Greece's two main parties were locked in talks over a Government of national unity but a collapse in their support left them with only one-third of the vote, no parliamentary majority and no obvious coalition partner.
Antonis Samaras, leader of first-placed party New Democracy, announced that he had done "everything possible" but had failed to build a coalition, handing the mandate back to the President "We directed our proposal to all the parties that could have participated but they either directly rejected their participation, or they set as a condition the participation of others who, however, did not accept."
Should the country fail to secure its next tranche of loans in June it would be forced into bankruptcy and out of the euro.

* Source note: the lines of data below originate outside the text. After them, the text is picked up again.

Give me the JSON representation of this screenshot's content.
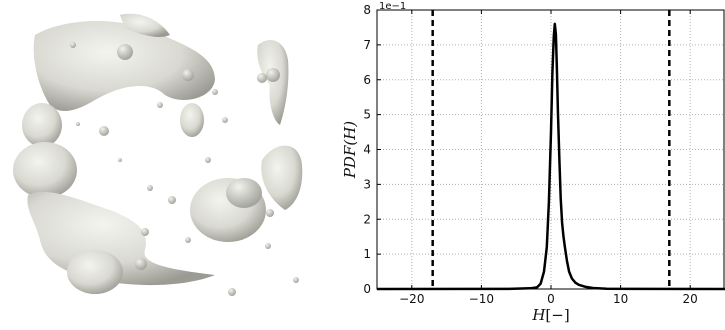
{
  "render": {
    "description_icon": "isosurface-render"
  },
  "chart_data": {
    "type": "line",
    "title": "",
    "xlabel_var": "H",
    "xlabel_unit": "[−]",
    "ylabel": "PDF(H)",
    "y_scale_label": "1e−1",
    "xlim": [
      -25,
      25
    ],
    "ylim": [
      0,
      8
    ],
    "xticks": [
      -20,
      -10,
      0,
      10,
      20
    ],
    "xtick_labels": [
      "−20",
      "−10",
      "0",
      "10",
      "20"
    ],
    "yticks": [
      0,
      1,
      2,
      3,
      4,
      5,
      6,
      7,
      8
    ],
    "ytick_labels": [
      "0",
      "1",
      "2",
      "3",
      "4",
      "5",
      "6",
      "7",
      "8"
    ],
    "grid": true,
    "series": [
      {
        "style": "solid",
        "color": "#000000",
        "x": [
          -25,
          -6,
          -3,
          -2,
          -1.5,
          -1,
          -0.6,
          -0.3,
          0,
          0.2,
          0.4,
          0.55,
          0.7,
          0.85,
          1.0,
          1.2,
          1.4,
          1.6,
          1.8,
          2.0,
          2.3,
          2.6,
          3.0,
          3.5,
          4.0,
          5.0,
          6.0,
          8.0,
          12.0,
          25
        ],
        "y": [
          0,
          0.003,
          0.02,
          0.05,
          0.15,
          0.5,
          1.2,
          2.5,
          4.5,
          6.2,
          7.25,
          7.6,
          7.3,
          6.3,
          5.0,
          3.7,
          2.6,
          1.9,
          1.5,
          1.2,
          0.8,
          0.5,
          0.3,
          0.18,
          0.12,
          0.06,
          0.03,
          0.01,
          0.003,
          0
        ]
      }
    ],
    "vlines": [
      {
        "x": -17,
        "style": "dashed",
        "color": "#000000"
      },
      {
        "x": 17,
        "style": "dashed",
        "color": "#000000"
      }
    ]
  }
}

The turmoil in Greece coupled with jitters over the election in France initially pushed shares down to the lowest levels for more than four months.
The Greek market plunged 8 per cent in early trading as investors bet it was back on the brink of default and departure from the eurozone.
The election in Greece saw an overwhelming majority vote against the parties which tried to implement structural reforms in return for a €174 billion ($286 billion) bailout package referred to in Greece as the "memorandum". The mandate to build a new Government passes to the second-placed party Syriza, a radical leftist group that rejects the memorandum.
Even if another coalition formula can be found in the next two days it would have a slim majority and probably face resistance.
"A pro-memorandum Government will have no legitimacy whatsoever," warned Philip Ammerman, an Athens-based financial analyst. "Whatever Government comes out of this will be short-lived."
The big winners of the election campaigned on the promise they would persuade the EU, European Central Bank and the International Monetary Fund to renegotiate the memorandum.
Parties like Syriza told voters the austerity-or-chaos dilemma was a false one and that they had the opportunity to "send a message to Europe" by ignoring threats of an imminent default and euro exit.
Syriza, with its 37-year-old leader Alexis Tsipras, refused the call to enter coalition talks. Having seen its share of the vote leap from 3 per cent to nearly 17 per cent, the leftists are holding out for an election that could see them emerge as the top party.
The entrance into Parliament of fringe parties, including the neo-Nazi Golden Dawn and ultra-nationalist Independent Greeks, has left observers concerned over Greece's international image as well as its European future.